Tommy Garrett

Personal information
- Full name: Thomas Garrett
- Date of birth: 28 February 1926
- Place of birth: South Shields, England
- Date of death: 16 April 2006 (aged 80)
- Place of death: Wallsend, Australia
- Position: Defender

Senior career*
- Years: Team / Apps / (Gls)
- 1946–1961: Blackpool / 308 / (3)
- 1961–1962: Millwall / 12 / (0)
- 1962–1963: Fleetwood / 39 / (0)
- 1963–1964: Wigan Athletic
- 1964: Mayfield United
- Total:  / 359 / (3)

International career
- 1952–1953: England / 3 / (0)

= Tommy Garrett (footballer) =

English footballer

Thomas Garrett (28 February 1926 – 16 April 2006) was an English professional footballer. He represented his country on three occasions.

==Career==
Garrett was a miner playing for Horden Colliery when Blackpool signed him as a 16-year-old in 1942, initially as a forward. It was as a full-back, however, that he established himself – and as a "footballing" defender, who preferred to pass his way out of trouble rather than kicking it downfield. He also spent hours practising heading the ball.

Garrett made his debut for the Seasiders on 29 March 1948, in a single-goal defeat at Derby County. He did not become a regular in the side until Ron Suart left for Blackburn Rovers in 1949.

The 1950s are the most successful decade in Blackpool's history to date. Garrett would be at the club playing top division football throughout, as would goalkeeper George Farm, fellow defender Hugh Kelly, right winger Stanley Matthews, forward Jackie Mudie and outside left Bill Perry.

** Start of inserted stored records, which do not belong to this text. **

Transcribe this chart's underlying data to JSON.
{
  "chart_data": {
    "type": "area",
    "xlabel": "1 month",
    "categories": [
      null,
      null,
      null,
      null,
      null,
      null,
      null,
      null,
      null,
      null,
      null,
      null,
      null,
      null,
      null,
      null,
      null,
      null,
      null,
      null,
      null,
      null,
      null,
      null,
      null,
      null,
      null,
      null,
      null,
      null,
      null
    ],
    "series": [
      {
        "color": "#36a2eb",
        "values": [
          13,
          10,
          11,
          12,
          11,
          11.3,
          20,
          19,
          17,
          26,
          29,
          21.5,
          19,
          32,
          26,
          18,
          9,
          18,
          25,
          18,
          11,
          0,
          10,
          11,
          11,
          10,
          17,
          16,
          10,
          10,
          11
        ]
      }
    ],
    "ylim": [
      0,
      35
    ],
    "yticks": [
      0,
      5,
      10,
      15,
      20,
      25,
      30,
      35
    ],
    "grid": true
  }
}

He could perform equally well on either flank, and played in both the 1951 and 1953 FA Cup Finals, appearing in the latter with a broken nose sustained a week beforehand. It was during this period of his career that he gained his England caps, partnering Alf Ramsey. He made his international debut against Scotland on 5 April 1952.

After 14 years with Blackpool, Garrett joined Millwall on a free transfer in May 1961, making a dozen appearances for the Lions before retiring from the professional game and joining Fleetwood. He then played for a short time in Australia, with Mayfield United, and eventually settled there.

==Death==
He died on 16 April 2006 in Wallsend, New South Wales.